Garth Brooks will visit Trinity

Arrowsmith won’t be the only big name on campus in 2022. After placing the country under aphrodisiac in 2014, Garth Brooks is finally performing in Croke Park in September 2022. While five performances might not be music to the ears of residents near Croke Park, it sounds like an opportunity to all in Trinity. What better way to show how Cool and Hip we are than to invite the king of country, the poor man’s Bruce Springsteen, to our hallowed halls? Think of all the exciting things Brooks can get up to during his visit— receive an honorary patronage from the Phil, buy a vegan sausage roll that is immediately stolen by a seagull, perform with the Trad Soc (I’ve never listened to his music, but I assume he’s up to our standard). If we play our cards right, he might even play Trinity Ball.

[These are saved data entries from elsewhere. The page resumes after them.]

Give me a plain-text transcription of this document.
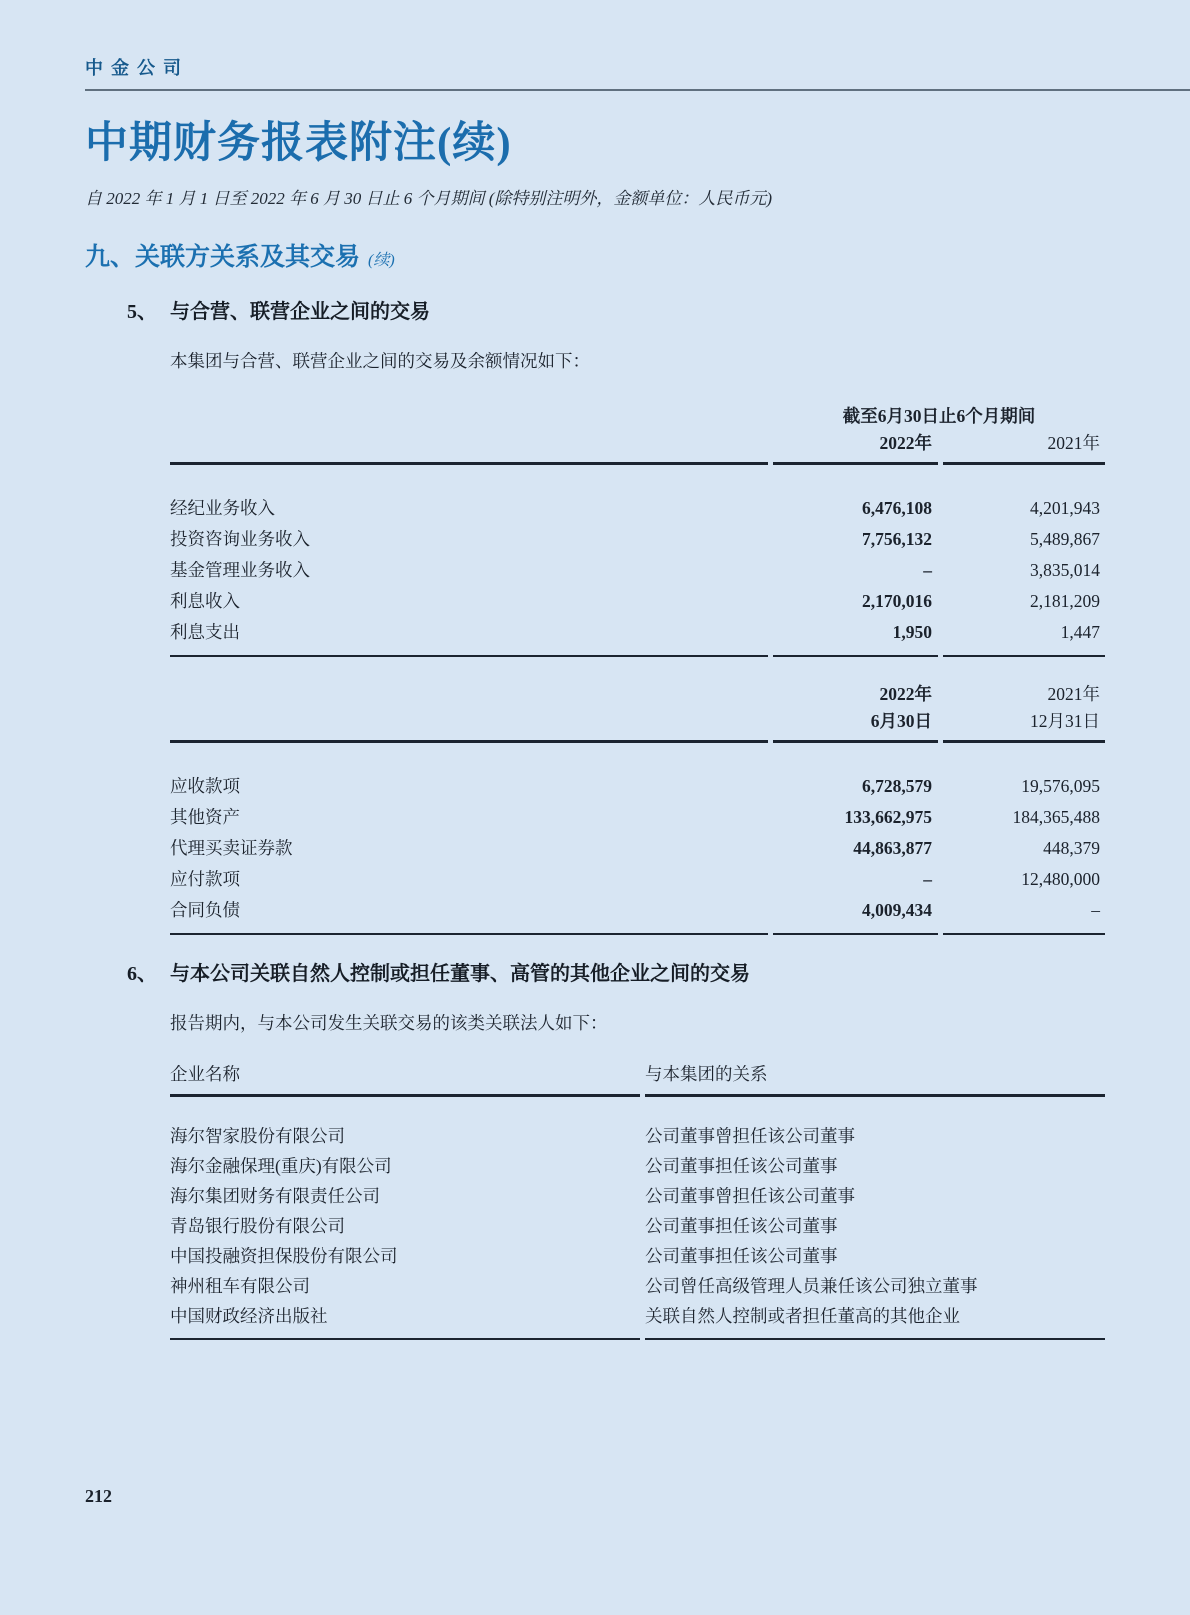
中金公司
中期财务报表附注(续)
自 2022 年 1 月 1 日至 2022 年 6 月 30 日止 6 个月期间 (除特别注明外，金额单位：人民币元)
九、关联方关系及其交易 (续)
5、 与合营、联营企业之间的交易
本集团与合营、联营企业之间的交易及余额情况如下：
截至6月30日止6个月期间
2022年	2021年
经纪业务收入	6,476,108	4,201,943
投资咨询业务收入	7,756,132	5,489,867
基金管理业务收入	–	3,835,014
利息收入	2,170,016	2,181,209
利息支出	1,950	1,447
2022年	2021年
6月30日	12月31日
应收款项	6,728,579	19,576,095
其他资产	133,662,975	184,365,488
代理买卖证券款	44,863,877	448,379
应付款项	–	12,480,000
合同负债	4,009,434	–
6、 与本公司关联自然人控制或担任董事、高管的其他企业之间的交易
报告期内，与本公司发生关联交易的该类关联法人如下：
企业名称	与本集团的关系
海尔智家股份有限公司	公司董事曾担任该公司董事
海尔金融保理(重庆)有限公司	公司董事担任该公司董事
海尔集团财务有限责任公司	公司董事曾担任该公司董事
青岛银行股份有限公司	公司董事担任该公司董事
中国投融资担保股份有限公司	公司董事担任该公司董事
神州租车有限公司	公司曾任高级管理人员兼任该公司独立董事
中国财政经济出版社	关联自然人控制或者担任董高的其他企业
212
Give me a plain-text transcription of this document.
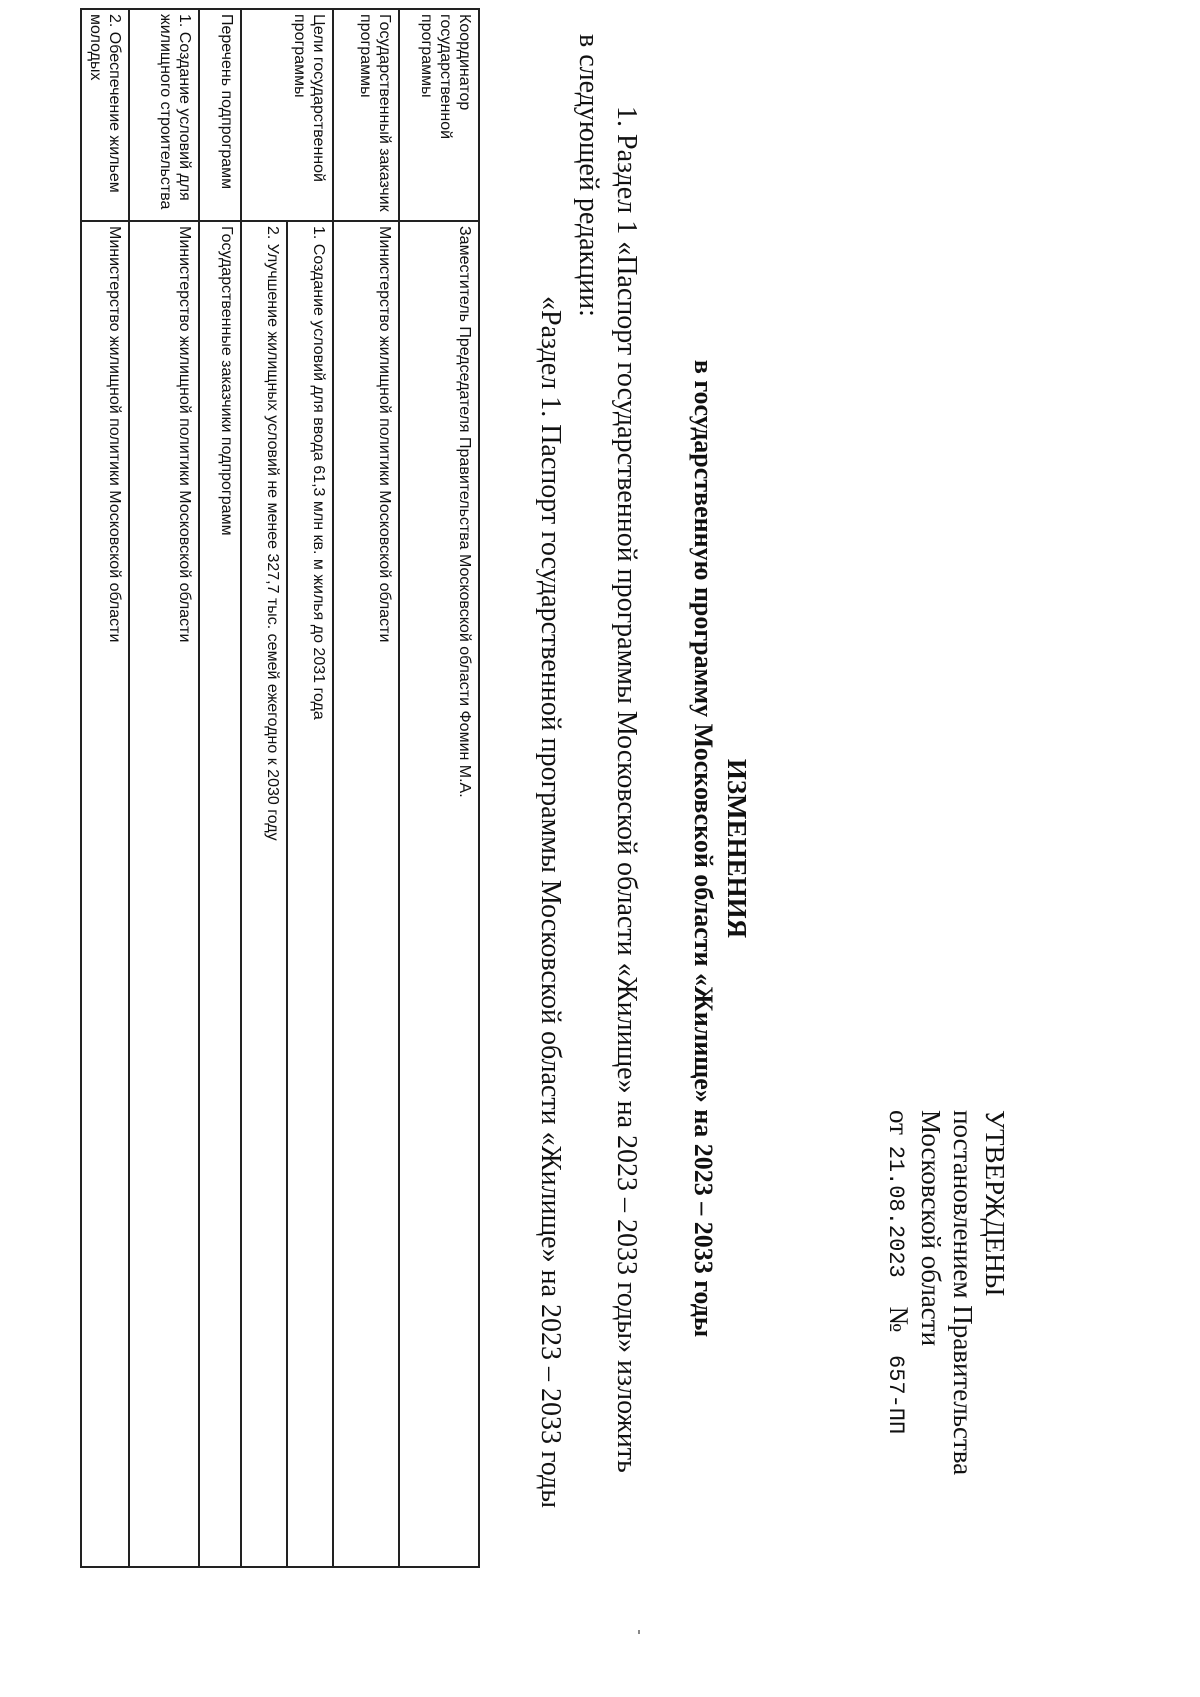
УТВЕРЖДЕНЫ
постановлением Правительства
Московской области
от 21.08.2023 № 657-ПП
ИЗМЕНЕНИЯ
в государственную программу Московской области «Жилище» на 2023 – 2033 годы
1. Раздел 1 «Паспорт государственной программы Московской области «Жилище» на 2023 – 2033 годы» изложить
в следующей редакции:
«Раздел 1. Паспорт государственной программы Московской области «Жилище» на 2023 – 2033 годы
Координатор государственной программы	Заместитель Председателя Правительства Московской области Фомин М.А.
Государственный заказчик программы	Министерство жилищной политики Московской области
Цели государственной программы	1. Создание условий для ввода 61,3 млн кв. м жилья до 2031 года
	2. Улучшение жилищных условий не менее 327,7 тыс. семей ежегодно к 2030 году
Перечень подпрограмм	Государственные заказчики подпрограмм
1. Создание условий для жилищного строительства	Министерство жилищной политики Московской области
2. Обеспечение жильем молодых	Министерство жилищной политики Московской области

Trinity’s secret wine cellar will be rediscovered

This January, the government implemented a new minimum pricing policy on alcohol, and debates on the effectiveness of this new policy have been brewing since its announcement. It has been largely agreed that the only people truly benefiting from the new law are the owners of the Newry Sainsbury. We in Trinity, however, will not have to worry ourselves with illicit journeys across the border. We students of innovation and enterprise will find a solution right here under our feet.

According to rumours, a group of Trinity students in the 1980s found an underground wine cellar via a secret entrance near the Buttery. While these were eventually caught, there’s nothing to stop a new bunch of desperate students rediscovering it. I admit that wine is not my drink of choice, but beggars can’t be choosers. The secret cellar might even double as a nightclub since they’re in high demand these days. Either that or the Museum Building, since the most lively things in there right now are the dinosaur bones and no one’s in there to notice a nightclub springing up anyway. If all else fails, I foresee a student-wide bonding experience occurring in the form of a coup to take over the Pav.